Content has been removed. Content has been added. Most authors are current and untested. And the teaching objectives have changed. This is only in the field of literature. If you dislike these changes, I suggest homeschooling if you can, or find an excellent Classical school for your child.

(Another article by World on the Common Core)


  1. Yes, Mary Kathryn. Yes yes yes.

    An excellent survey and analysis.


  2. You make a lot of great points. So, so true. Thank you for this insightful post.

  3. I don't mind my new textbook's approach and I don't find the Common Core offensive. Education is often in flux, but I think the intent is for the good of all learners. There are so many wonderful pieces to read, past, present, and yet to come. I believe kids are blessed when their teachers and parents expose them to classical literature and I also believe that not all teachers inspire readers when they teach great works.
    We just read a beautiful story by Jane Yolen called "The Greyling". The students were mesmerized. I have a new book by Jim Burke that helps decode the standards and I feel good about the challenge.

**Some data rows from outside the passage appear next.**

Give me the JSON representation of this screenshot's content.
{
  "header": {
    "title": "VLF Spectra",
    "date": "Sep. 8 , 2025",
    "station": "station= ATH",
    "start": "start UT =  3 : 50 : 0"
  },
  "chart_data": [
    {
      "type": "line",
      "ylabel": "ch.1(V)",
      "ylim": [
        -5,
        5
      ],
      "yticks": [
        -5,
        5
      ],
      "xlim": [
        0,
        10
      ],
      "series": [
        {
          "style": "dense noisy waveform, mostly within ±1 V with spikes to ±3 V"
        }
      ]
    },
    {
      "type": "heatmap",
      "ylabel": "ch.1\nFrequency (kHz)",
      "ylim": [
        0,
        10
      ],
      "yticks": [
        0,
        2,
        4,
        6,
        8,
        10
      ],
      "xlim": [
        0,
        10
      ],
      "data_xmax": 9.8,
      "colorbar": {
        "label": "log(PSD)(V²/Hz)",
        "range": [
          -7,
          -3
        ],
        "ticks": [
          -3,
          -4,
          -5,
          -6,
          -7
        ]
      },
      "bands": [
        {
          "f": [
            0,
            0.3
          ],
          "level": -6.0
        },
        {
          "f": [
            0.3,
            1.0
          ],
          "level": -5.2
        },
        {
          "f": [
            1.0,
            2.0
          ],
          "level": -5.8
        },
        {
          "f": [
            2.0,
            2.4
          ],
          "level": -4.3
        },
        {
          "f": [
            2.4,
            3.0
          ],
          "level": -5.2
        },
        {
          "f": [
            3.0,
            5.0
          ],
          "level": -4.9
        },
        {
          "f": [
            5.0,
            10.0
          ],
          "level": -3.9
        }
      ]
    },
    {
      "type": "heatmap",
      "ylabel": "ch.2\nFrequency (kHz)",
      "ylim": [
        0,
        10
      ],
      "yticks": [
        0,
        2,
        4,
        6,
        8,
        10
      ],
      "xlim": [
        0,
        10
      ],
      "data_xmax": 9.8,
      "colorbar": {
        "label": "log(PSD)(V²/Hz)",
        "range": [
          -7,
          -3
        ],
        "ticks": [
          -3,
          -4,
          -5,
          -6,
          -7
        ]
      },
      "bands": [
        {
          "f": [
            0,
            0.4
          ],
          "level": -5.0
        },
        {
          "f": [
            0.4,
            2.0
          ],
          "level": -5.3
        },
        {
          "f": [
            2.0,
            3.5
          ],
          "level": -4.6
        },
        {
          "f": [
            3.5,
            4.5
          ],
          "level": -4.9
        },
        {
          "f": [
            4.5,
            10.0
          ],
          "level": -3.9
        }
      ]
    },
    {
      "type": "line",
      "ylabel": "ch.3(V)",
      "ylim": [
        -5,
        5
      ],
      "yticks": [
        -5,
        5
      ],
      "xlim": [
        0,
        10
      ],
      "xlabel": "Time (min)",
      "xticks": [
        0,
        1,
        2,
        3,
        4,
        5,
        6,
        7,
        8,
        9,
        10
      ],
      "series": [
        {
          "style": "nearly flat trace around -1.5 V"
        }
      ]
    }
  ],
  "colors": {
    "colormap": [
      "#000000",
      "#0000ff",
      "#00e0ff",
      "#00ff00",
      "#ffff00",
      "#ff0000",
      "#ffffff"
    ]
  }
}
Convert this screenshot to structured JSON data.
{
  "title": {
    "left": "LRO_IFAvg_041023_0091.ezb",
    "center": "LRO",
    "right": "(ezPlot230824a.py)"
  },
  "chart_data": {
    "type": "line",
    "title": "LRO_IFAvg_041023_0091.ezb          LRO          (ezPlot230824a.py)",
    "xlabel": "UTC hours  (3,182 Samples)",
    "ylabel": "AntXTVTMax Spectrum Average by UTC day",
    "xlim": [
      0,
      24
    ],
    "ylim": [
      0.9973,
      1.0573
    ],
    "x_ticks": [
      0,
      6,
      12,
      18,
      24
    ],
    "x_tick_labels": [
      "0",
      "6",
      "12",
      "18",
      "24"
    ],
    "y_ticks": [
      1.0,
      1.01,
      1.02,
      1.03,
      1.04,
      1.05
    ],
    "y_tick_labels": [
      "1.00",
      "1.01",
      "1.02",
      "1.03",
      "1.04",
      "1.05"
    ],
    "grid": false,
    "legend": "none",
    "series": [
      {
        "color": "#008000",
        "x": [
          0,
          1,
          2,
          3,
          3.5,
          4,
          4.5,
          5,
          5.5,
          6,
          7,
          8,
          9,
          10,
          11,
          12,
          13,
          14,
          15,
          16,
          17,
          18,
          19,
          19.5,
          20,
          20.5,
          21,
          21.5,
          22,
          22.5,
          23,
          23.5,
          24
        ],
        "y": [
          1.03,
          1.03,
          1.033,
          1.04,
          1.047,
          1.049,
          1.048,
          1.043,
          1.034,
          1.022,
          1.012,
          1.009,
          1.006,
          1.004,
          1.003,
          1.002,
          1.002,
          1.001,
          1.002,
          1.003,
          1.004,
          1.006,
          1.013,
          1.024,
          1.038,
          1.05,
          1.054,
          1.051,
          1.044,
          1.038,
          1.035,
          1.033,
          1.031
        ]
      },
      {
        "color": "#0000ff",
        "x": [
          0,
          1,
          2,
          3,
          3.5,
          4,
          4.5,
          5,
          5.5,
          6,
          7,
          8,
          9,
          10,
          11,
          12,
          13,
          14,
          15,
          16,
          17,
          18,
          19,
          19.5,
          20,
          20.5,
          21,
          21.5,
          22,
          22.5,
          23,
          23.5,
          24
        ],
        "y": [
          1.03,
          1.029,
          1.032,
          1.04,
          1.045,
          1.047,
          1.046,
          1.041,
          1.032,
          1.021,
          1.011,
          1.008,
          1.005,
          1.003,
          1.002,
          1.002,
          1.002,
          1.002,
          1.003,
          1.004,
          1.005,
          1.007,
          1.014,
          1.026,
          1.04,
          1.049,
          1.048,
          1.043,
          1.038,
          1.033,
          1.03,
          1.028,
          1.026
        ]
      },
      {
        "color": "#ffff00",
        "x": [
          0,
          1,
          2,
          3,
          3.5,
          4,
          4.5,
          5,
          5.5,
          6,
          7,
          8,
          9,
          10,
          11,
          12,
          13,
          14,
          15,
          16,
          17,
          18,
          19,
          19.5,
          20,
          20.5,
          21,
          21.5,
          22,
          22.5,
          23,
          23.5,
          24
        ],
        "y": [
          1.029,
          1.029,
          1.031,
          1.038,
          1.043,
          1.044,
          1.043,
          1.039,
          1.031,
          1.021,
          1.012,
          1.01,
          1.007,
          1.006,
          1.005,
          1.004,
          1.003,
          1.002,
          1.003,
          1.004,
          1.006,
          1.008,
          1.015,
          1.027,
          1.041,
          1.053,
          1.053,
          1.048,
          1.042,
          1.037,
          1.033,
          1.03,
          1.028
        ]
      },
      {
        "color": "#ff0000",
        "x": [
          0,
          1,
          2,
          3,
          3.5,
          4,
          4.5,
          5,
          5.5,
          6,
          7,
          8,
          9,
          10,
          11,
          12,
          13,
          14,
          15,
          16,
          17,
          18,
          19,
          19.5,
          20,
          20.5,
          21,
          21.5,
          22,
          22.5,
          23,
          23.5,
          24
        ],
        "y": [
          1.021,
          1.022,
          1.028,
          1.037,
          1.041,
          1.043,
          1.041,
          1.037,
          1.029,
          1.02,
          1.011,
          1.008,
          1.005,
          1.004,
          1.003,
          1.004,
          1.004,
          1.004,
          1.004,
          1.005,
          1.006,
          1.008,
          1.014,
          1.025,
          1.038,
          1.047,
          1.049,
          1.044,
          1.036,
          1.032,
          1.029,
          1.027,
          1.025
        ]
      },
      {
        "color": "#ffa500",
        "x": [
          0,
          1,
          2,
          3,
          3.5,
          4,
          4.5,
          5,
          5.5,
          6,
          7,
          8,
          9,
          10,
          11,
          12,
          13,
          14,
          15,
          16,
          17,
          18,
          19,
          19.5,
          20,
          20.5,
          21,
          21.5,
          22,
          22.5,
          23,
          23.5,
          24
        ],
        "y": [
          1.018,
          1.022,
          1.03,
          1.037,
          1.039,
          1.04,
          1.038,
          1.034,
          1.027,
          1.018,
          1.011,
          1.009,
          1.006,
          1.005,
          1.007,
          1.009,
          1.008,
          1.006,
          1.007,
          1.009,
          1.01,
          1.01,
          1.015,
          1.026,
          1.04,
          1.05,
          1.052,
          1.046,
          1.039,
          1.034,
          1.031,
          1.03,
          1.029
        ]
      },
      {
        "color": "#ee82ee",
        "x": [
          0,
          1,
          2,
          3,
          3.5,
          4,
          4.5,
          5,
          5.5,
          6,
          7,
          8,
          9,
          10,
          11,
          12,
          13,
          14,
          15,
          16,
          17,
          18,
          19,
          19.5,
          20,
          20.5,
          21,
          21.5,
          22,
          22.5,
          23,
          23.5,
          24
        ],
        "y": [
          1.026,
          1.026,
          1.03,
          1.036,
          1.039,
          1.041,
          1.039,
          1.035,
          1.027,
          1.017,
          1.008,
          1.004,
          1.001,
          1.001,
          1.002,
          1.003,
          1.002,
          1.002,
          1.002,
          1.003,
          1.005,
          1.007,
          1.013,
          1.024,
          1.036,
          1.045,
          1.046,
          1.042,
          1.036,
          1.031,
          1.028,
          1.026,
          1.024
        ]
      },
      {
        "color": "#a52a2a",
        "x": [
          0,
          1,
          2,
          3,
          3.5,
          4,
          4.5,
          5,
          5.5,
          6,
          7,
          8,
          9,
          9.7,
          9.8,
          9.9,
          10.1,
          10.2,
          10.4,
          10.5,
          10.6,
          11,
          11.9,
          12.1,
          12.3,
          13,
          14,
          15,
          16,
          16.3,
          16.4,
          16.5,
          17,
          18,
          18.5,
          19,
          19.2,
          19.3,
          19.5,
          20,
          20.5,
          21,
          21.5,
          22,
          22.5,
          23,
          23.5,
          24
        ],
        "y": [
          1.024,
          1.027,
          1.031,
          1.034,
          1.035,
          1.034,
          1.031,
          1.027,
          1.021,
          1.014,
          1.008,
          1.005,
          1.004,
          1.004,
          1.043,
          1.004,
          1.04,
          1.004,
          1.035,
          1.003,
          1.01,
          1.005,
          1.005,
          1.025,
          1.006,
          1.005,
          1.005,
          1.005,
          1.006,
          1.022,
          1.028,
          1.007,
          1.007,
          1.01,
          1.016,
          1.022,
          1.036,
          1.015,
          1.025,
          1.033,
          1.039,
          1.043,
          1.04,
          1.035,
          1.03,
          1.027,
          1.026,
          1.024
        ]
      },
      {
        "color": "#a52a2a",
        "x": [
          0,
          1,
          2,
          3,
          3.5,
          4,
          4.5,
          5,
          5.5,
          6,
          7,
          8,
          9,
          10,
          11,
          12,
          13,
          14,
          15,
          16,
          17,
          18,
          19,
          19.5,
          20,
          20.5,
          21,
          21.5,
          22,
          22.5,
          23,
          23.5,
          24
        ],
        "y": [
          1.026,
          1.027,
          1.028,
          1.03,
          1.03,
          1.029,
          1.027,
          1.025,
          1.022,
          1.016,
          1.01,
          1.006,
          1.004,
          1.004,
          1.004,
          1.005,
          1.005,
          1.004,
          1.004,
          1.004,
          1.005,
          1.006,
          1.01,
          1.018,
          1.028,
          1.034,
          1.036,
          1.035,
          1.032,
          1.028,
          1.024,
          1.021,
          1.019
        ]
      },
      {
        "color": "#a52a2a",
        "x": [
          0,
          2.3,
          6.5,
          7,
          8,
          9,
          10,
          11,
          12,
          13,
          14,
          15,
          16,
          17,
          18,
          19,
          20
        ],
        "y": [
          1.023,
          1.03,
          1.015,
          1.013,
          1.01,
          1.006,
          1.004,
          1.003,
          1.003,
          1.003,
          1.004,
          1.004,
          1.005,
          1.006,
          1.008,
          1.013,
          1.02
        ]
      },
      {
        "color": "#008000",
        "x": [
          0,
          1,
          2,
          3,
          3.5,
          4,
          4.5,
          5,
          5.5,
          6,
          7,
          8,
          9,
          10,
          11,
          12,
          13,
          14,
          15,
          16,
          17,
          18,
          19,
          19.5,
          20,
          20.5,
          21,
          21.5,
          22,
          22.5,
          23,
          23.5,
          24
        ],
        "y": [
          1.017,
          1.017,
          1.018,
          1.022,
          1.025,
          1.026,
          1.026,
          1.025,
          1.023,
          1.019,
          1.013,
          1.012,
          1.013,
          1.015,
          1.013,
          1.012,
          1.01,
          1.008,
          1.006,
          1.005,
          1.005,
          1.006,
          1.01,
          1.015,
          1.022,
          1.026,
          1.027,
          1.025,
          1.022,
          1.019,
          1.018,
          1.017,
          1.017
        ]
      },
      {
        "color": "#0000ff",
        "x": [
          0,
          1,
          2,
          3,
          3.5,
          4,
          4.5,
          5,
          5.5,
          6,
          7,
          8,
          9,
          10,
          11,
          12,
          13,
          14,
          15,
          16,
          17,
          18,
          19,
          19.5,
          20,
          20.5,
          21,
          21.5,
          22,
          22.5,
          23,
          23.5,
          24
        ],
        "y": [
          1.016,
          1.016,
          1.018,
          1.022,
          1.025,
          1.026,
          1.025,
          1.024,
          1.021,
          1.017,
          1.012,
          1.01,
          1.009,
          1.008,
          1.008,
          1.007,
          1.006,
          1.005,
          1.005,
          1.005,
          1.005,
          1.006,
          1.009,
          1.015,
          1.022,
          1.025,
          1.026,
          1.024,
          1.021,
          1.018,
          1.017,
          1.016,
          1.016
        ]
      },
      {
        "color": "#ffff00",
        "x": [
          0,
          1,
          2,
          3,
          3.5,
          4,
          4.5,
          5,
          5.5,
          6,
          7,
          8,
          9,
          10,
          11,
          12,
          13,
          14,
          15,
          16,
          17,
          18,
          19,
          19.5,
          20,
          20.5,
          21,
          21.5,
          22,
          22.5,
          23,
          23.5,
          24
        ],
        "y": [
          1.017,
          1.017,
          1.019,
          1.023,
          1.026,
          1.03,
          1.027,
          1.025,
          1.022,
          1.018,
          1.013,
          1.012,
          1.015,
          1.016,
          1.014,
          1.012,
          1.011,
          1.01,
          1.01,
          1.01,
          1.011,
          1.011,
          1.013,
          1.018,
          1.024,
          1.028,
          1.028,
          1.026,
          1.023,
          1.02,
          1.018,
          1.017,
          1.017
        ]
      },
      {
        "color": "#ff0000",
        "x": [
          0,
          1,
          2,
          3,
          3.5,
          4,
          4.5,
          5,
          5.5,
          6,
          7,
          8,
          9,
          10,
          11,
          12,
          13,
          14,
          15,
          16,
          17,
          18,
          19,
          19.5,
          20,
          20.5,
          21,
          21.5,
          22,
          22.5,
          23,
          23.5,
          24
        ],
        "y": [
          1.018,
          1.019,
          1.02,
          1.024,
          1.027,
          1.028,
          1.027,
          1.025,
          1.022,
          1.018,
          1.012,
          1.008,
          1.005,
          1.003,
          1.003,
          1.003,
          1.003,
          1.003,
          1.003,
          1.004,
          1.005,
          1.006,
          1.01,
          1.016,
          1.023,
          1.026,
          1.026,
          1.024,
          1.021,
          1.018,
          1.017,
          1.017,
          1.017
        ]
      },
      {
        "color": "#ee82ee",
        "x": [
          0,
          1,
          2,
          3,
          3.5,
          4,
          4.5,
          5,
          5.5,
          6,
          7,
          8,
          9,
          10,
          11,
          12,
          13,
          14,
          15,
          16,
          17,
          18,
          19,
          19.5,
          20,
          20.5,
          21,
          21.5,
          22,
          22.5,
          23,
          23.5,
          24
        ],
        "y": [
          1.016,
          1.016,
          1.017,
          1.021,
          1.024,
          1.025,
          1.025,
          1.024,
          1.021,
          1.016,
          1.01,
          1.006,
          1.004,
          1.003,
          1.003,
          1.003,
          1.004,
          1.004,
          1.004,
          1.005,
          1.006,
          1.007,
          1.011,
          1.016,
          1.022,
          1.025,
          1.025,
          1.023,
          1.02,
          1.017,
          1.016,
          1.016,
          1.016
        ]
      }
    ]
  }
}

  4. Very interesting! I know that there is uproar about the Common Core, but haven't heard much about why. I think that part of the problem is that schools and homes are locked in a viscous cycle. Schools used to focus on academics (plus morals) and left everything else to the home. As increasingly-broken homes failed to teach certain things, people worried about society, and schools tried to pick up the slack. As a result, some parents skipped even more life-teaching (that's what school is for, right?), and so the schools had to pick up more slack...

    Now, everything that a student needs for success in life "must" be taught in schools because many parents don't/can't teach those things. Students need to know how to handle written documents like cell phone manuals, so they show up in Language Arts. Once schools are places where you learn Life Skills, there isn't much time for frills like Literature.

  5. Lots of truth, Anna. And I think that's why parents are pulling their kids out of the public system -- a system where literature study is now a "frill." I'm sure it varies from school to school, teacher to teacher. But that's one of my gripes about the CC -- the entire goal is to ensure there is NO difference from school to school, teacher to teacher. Bleh - no thanks!